Значит, тетрадь заполнял капитан Гривс, с которым они подружились во время долгой стоянки в Хвал-фиорде, который обещал зайти к нему, Лухманову, в Мурманске на пельмени, а совсем недавно радостно приветствовал советских моряков с возвращением в строй конвоя, после того как «Кузбасс» оставался в океане один с поврежденным двигателем. Капитан Гривс, застенчиво говоривший о старой своей мечте стать писателем… Что же произошло с ним? Где писал он эти страницы — на судне или же в шлюпке? Какие думы или события доверил им?

Дальнейшее содержимое мешка уже мало интересовало Лухманова, и он решительно вывернул его до конца. Разбираться в остатках вещей предоставил Савве Ивановичу и матросам.

— А это возьму с собой, — опять завернул в клеенку тетрадь, — попробую прочесть.

Из каюты позвонил в ходовую рубку, чтобы ему докладывали об изменениях навигационной обстановки. Снял китель и ботинки… Включил настольную лампу и поудобней устроился в кресле.

Записи Гривса были удивительно неразборчивы. К тому же значение многих слов Лухманов знал приблизительно, а то и вовсе забыл, и скорее догадывался об их содержании, нежели точно переводил. Хорошего словаря под руками не было, а служебный морской разговорник не мог, конечно, полностью объяснить и раскрыть раздумья и чувства Гривса. Но, к изумлению Лухманова, его интуитивное чутье как-то враз обострилось. И хотя он не поручился бы за точность своего перевода, однако верил картинам, объемным и зримым, что возникали в воображении при чтении каждой строки. Может быть, потому, что хорошо представлял себе все, что происходило в Атлантике. А гул штормового ветра за стеклами иллюминаторов дополнял воображение почти физически ощутимой реальностью, сдвигал события из прошлого в настоящее, будто они обрушились на людей не несколько суток назад, а лишь сейчас. Впрочем, то, о чем повествовали страницы тетради, для «кузбассовцев», по сути, не кончилось, могло ожидать их впереди. Просто время итоговой черты наступило для Гривса гораздо раньше, нежели для него, Лухманова.

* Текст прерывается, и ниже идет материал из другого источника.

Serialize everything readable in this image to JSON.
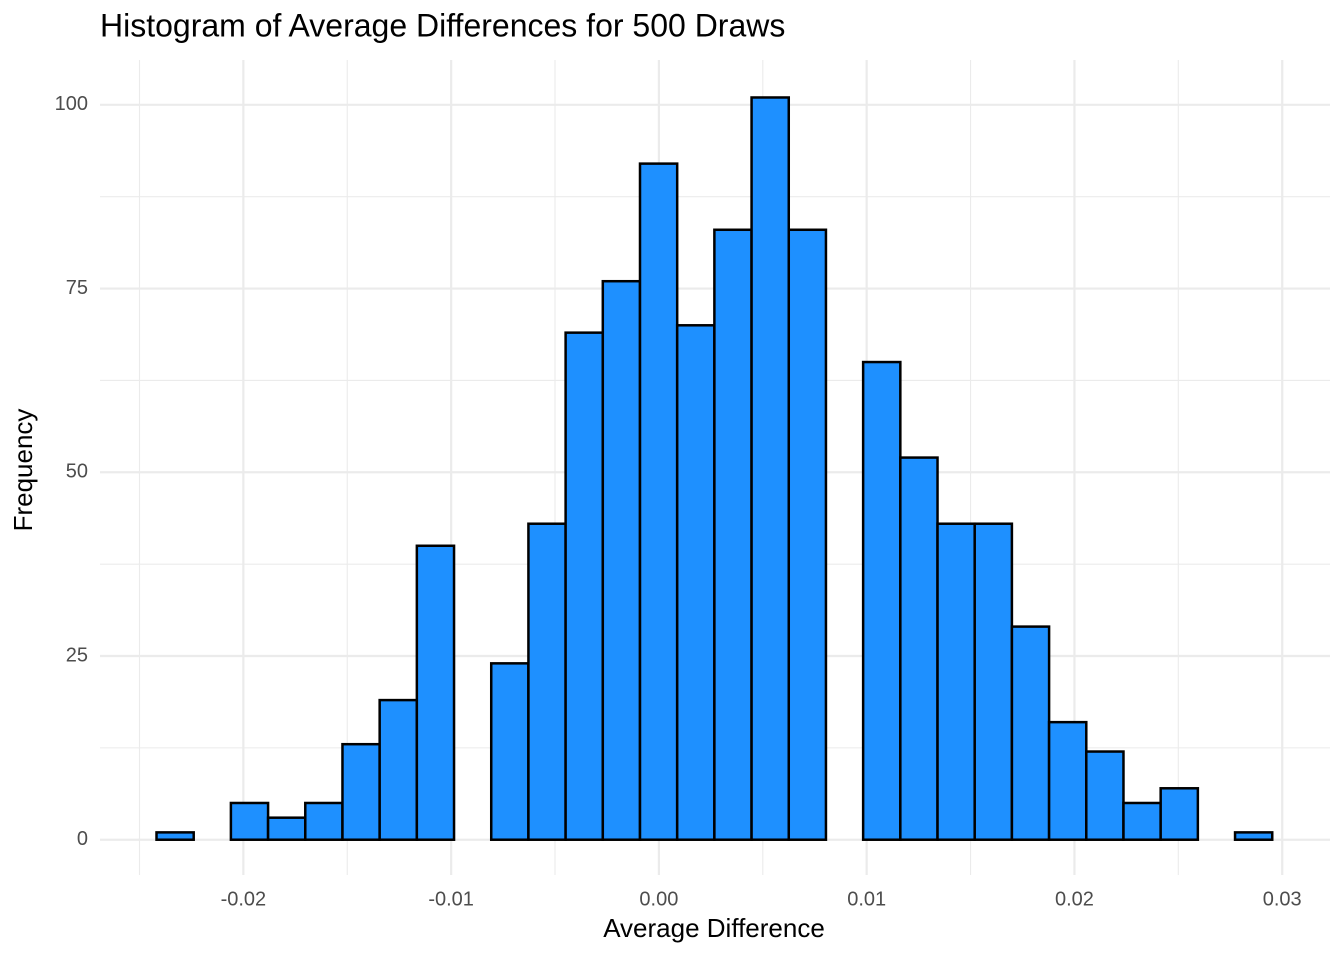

Он часто отрывался от страниц, задумывался, точно вместе с Гривсом переживал его печальные откровения. Перечитывал снова и снова, прежде чем продвинуться в записях дальше. И мрачнел, потому что на каждом шагу вынужден был горестно соглашаться с американским коллегой и другом.

Подчас ему чудилось, будто тетрадь подрагивает в руках, как живое сердце, кричит, истекает болью в заунывном голосе шторма. Лухманов задумывался опять, но строки, прочитанные и понятые, продолжали биться в его висках, воскрешая в памяти добрую улыбку и мягкий голос американского капитана. И тут же все смешивалось и путалось, ибо знакомый, привычный облик Гривса вовсе не походил на того человека, который изливал свою душу в тетради.